The first potter’s wheel goes back a long way. It first appeared in China in the fourth millennium BC. The beginnings of the wheel occurred simultaneously in Mesopotamia. The wheel spread to the Egyptians by 2400 BC.

Without a wheel, a potter has to walk around the clay when making a large pot. The wheel thus allows a potter to conserve his or her energy, especially when the wheel is turned by a power source other than the potter.

Wheels turn in an anti-clockwise direction, although this is not the case in Japan.

The experience of throwing a pot

In his book Ceramics, Bryan Sentence discusses the technique of throwing a pot: ‘Once a lump of clay has been thrown on a wheel head the potter must fight centrifugal force and keep pushing the clay back to the middle or “centring” it, keeping the hands wet to avoid friction.’
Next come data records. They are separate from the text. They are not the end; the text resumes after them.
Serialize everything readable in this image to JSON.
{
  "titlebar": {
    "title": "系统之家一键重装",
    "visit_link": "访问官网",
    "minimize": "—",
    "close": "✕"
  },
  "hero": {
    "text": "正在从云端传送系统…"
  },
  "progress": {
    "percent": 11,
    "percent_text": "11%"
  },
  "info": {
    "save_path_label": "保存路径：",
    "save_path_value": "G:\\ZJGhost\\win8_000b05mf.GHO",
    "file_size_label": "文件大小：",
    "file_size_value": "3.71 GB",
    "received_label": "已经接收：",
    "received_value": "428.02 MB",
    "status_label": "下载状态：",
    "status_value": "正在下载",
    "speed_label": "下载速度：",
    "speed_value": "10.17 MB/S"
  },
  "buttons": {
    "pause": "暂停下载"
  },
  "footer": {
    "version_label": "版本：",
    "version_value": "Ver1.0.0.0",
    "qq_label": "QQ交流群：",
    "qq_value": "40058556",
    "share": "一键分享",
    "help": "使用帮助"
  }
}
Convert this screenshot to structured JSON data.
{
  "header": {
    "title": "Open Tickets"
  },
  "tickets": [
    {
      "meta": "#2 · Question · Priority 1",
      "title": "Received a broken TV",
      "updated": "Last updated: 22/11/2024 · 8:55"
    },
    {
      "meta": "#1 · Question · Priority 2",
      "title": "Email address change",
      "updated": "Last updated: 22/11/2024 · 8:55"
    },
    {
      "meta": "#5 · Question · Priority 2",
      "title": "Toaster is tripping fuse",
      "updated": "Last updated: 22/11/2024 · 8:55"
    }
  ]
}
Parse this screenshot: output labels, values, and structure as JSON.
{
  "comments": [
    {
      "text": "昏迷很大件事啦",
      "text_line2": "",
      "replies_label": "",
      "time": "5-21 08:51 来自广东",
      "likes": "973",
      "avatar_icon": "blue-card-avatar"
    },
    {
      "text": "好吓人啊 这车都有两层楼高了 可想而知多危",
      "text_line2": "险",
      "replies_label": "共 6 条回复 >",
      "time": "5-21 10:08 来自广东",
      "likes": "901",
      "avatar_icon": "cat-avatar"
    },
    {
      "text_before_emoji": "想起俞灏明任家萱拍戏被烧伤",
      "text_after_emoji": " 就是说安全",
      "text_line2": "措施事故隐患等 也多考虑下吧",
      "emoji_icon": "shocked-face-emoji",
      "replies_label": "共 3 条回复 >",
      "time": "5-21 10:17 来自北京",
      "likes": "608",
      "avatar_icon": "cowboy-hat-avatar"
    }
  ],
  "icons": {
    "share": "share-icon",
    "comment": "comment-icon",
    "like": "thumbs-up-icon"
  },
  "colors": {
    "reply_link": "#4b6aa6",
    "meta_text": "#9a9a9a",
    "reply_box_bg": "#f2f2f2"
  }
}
He explains that from there, the potter must draw the form upwards so as to create a cone. He or she then ‘makes a depression and begins to pull the walls gradually upwards.’ The skill of throwing a pot can’t be learned from a book. The technique is best learned in a studio through practice.

Different forms

Sentence explains that with practice ‘all manner of hollow, rounded forms can be created on a wheel, some of which may be altered by squeezing, cutting and piercing.’ The form of the pot can also be changed by adding clay handles or spouts.

Once the pot reaches the leatherhard stage it can be further shaped by shaving away unwanted clay.